Scholz, who took over as chancellor from Angela Merkel in December, said his first weeks in office have “urgently reminded us of the critical importance of international cooperation, political exchange and dialogue.”

Despite Germany’s continuous engagement with Russia, he said, it is “still too early to tell whether we have de-escalated a situation Russia created by concentrating 100,000 troops along the Ukrainian border.”

“That is why we are talking in a range of different formats about our commitment to Ukraine’s territorial integrity and about a key principle of our common European peace order – that borders must not be moved by force and that right makes might, not the other way around,” said Scholz.

The German leader’s comments came as US Secretary of State Antony Blinken was traversing European countries for talks on the Ukraine issue, which will culminate in a meeting with Russian Foreign Minister Sergey Lavrov in Geneva on Friday.

‘Power of cooperation’

“Germany has taken this stance because it strongly believes that the greater global good can only be ensured through international cooperation, and that peace is most important along with global health,” said Scholz.

He cited as an example Ugur Sahin and Ozlem Tureci, the Turkish-German cofounders of pharma firm BioNTech who developed a COVID-19 vaccine that has “saved millions of lives worldwide.”

“These examples are proof of the power of cooperation,” said Scholz.

Speaking about the coronavirus pandemic, the German leader warned that the world “will run out of letters in the Greek alphabet for new variants” unless there is “a genuinely global” vaccination campaign.

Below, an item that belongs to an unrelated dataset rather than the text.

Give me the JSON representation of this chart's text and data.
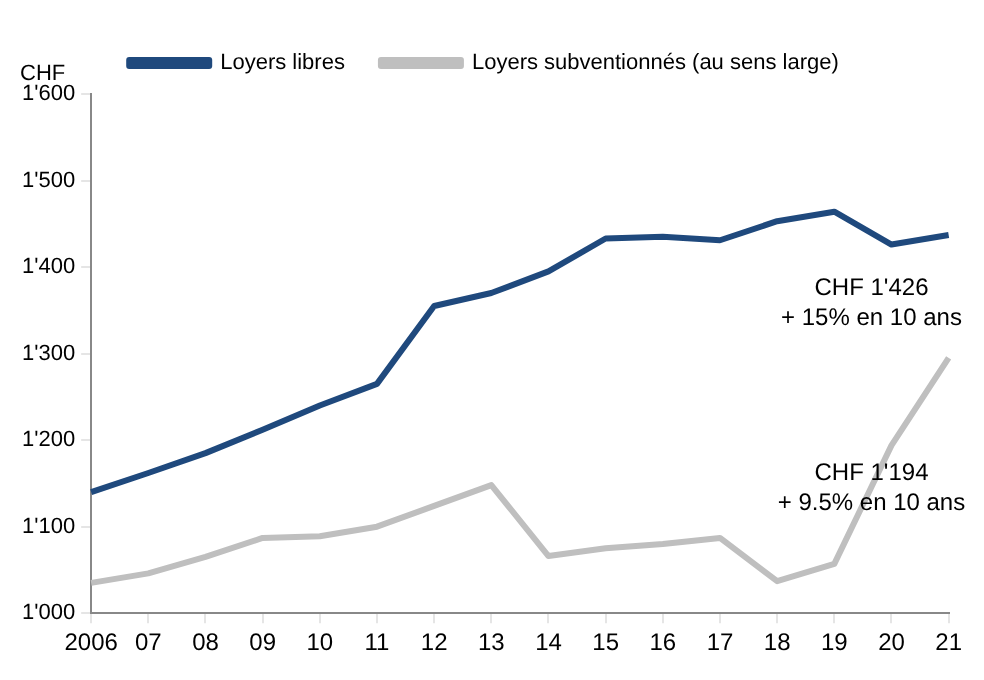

Scholz said Germany is the second-largest donor to COVAX, the UN-backed global initiative for equitable provision of coronavirus vaccines, and is “determined to reach 70% of the world population” by mid-2022.

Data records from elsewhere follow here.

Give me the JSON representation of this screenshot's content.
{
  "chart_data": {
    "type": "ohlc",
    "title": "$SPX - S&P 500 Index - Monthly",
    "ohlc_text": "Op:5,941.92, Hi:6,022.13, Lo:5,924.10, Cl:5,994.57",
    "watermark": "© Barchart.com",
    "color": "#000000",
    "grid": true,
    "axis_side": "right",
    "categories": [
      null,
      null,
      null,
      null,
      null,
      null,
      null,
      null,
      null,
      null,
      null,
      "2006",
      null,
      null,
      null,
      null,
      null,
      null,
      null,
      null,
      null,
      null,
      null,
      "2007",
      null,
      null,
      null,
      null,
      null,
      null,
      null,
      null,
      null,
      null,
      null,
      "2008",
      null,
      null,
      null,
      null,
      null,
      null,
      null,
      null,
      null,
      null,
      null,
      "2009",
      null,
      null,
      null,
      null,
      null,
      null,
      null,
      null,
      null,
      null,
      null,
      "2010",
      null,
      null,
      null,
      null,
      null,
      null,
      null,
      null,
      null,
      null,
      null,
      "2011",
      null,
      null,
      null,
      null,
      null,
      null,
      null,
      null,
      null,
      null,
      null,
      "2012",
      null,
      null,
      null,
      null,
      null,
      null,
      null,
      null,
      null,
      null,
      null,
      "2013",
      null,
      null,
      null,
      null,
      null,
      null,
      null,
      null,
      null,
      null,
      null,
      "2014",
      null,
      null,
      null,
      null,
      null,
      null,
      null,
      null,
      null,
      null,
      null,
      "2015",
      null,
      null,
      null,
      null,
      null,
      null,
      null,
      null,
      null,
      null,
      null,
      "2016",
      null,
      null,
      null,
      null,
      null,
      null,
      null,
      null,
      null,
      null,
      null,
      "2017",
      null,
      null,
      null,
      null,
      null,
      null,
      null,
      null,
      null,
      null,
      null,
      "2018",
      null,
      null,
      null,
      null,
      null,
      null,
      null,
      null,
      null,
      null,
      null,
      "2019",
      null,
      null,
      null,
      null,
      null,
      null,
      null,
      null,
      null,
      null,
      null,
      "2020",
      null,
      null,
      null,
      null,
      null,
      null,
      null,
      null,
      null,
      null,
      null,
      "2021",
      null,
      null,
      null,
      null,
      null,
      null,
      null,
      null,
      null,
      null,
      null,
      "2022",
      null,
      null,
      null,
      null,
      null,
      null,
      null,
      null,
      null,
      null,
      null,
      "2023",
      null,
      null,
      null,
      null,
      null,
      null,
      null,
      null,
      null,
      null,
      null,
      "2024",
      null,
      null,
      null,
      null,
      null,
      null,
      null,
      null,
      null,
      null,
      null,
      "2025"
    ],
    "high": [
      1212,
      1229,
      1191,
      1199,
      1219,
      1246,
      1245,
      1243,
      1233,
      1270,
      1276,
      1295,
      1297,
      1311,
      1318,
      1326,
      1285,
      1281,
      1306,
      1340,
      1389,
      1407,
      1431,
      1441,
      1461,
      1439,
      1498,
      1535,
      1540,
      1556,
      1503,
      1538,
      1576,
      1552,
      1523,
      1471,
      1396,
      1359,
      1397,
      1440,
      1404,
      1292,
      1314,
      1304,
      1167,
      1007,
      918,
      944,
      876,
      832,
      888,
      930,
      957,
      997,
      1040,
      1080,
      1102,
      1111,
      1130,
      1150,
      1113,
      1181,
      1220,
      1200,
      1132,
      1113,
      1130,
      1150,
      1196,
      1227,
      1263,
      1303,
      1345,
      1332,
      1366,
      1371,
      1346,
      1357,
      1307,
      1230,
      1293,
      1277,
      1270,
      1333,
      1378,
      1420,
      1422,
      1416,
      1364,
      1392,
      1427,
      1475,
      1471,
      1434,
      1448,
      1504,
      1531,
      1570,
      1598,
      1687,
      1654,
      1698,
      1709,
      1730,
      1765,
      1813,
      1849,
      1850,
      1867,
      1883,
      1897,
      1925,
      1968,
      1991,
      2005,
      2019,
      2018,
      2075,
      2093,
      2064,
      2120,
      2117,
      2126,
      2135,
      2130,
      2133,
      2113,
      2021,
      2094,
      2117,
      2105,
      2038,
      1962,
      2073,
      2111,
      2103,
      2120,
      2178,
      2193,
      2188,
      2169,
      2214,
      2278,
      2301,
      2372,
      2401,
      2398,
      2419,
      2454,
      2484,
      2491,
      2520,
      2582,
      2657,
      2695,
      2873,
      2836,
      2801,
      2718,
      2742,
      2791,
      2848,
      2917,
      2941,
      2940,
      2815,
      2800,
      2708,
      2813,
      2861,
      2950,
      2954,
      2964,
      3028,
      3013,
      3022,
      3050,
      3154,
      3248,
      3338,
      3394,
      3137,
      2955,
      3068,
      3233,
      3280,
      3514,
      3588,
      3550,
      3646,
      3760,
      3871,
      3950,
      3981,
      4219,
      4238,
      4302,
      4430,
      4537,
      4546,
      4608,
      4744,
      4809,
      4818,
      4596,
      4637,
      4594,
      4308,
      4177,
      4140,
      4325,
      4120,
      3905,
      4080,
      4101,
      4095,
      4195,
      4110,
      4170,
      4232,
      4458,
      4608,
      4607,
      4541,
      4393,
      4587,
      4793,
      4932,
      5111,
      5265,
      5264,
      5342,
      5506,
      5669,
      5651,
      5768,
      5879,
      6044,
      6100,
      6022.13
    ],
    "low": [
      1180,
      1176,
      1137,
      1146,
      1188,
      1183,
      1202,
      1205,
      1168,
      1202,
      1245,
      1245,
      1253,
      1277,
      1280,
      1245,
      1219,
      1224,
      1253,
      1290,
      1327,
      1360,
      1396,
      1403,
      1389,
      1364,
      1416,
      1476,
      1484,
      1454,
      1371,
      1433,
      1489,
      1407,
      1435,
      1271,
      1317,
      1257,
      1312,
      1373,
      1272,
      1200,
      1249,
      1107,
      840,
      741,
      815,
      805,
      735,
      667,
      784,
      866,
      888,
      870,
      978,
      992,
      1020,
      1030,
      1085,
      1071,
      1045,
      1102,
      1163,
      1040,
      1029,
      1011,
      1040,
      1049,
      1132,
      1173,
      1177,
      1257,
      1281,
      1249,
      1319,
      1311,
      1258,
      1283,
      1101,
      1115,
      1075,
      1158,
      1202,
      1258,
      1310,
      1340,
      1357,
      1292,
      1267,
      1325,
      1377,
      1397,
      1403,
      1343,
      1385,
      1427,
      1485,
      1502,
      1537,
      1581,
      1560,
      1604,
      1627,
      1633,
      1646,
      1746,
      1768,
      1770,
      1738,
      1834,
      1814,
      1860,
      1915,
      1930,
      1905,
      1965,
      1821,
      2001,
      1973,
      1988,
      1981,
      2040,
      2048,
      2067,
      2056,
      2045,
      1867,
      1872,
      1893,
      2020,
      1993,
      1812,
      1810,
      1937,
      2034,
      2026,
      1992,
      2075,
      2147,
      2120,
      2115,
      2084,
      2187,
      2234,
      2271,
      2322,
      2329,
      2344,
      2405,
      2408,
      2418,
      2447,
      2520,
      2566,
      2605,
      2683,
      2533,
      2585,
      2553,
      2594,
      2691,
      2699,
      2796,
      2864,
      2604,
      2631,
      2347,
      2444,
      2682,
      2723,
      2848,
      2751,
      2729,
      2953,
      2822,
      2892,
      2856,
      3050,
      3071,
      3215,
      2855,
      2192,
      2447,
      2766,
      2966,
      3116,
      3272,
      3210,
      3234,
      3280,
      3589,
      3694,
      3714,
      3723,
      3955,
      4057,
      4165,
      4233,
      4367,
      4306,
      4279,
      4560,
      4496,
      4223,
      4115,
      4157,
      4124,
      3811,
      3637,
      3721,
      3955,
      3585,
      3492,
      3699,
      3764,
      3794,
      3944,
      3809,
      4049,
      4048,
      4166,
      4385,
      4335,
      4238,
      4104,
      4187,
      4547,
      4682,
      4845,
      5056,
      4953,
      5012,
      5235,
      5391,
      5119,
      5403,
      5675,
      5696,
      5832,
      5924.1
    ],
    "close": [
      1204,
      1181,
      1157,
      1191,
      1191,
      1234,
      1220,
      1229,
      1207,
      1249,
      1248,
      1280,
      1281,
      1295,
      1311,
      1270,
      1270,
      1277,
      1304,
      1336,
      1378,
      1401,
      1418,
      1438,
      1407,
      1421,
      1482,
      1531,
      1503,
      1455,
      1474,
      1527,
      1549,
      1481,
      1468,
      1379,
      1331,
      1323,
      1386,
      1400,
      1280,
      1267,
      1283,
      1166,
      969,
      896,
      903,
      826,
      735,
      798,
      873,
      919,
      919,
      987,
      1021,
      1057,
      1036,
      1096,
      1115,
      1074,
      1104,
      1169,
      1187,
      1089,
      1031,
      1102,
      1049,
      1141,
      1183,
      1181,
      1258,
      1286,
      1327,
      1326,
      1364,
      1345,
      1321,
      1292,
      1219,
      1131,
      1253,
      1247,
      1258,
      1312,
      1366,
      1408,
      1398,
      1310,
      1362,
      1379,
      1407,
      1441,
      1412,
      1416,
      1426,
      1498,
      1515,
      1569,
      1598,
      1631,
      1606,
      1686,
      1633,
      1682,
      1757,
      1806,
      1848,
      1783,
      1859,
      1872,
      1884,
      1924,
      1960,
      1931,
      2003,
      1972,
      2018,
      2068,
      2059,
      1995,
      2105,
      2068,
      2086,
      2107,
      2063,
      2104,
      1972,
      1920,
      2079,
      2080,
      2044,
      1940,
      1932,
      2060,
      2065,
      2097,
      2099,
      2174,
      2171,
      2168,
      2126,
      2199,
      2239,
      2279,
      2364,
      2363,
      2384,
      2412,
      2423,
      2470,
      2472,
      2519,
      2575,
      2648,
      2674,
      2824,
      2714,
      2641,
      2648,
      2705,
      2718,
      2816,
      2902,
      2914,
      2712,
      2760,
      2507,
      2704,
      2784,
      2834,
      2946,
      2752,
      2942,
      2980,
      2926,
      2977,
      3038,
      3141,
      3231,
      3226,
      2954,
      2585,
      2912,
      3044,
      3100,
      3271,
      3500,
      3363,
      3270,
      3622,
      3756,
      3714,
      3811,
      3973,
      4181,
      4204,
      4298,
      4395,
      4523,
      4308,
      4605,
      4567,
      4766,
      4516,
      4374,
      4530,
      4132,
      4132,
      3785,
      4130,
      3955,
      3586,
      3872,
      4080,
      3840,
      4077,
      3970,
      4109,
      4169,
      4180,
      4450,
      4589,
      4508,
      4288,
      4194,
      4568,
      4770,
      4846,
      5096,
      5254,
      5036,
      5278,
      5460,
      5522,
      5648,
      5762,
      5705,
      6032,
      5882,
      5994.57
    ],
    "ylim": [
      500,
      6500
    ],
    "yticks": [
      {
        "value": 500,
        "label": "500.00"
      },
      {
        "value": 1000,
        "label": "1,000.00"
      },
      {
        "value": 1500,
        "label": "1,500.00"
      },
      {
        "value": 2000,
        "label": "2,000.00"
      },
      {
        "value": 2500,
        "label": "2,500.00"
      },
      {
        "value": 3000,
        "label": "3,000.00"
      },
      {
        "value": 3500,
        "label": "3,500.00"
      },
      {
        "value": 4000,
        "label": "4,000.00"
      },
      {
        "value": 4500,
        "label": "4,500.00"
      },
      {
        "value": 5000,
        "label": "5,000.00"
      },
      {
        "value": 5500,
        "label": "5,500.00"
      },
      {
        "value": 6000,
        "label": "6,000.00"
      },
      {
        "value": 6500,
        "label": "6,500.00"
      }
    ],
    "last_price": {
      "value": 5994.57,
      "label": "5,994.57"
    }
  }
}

As current chair of the G7, he said, Germany will “focus on improving the international health infrastructure, including in countries of the Global South, but needs partners, particularly in the private sector.”

Regarding “man-made climate change,” he said Germany wants to achieve “a paradigm shift in international climate policy.”

“That is why Europe has decided to become the first carbon-neutral continent by 2050. Germany wants to reach that goal in 2045,” he added.

“This leaves us with less than 25 years to reach net zero, a monumental task.”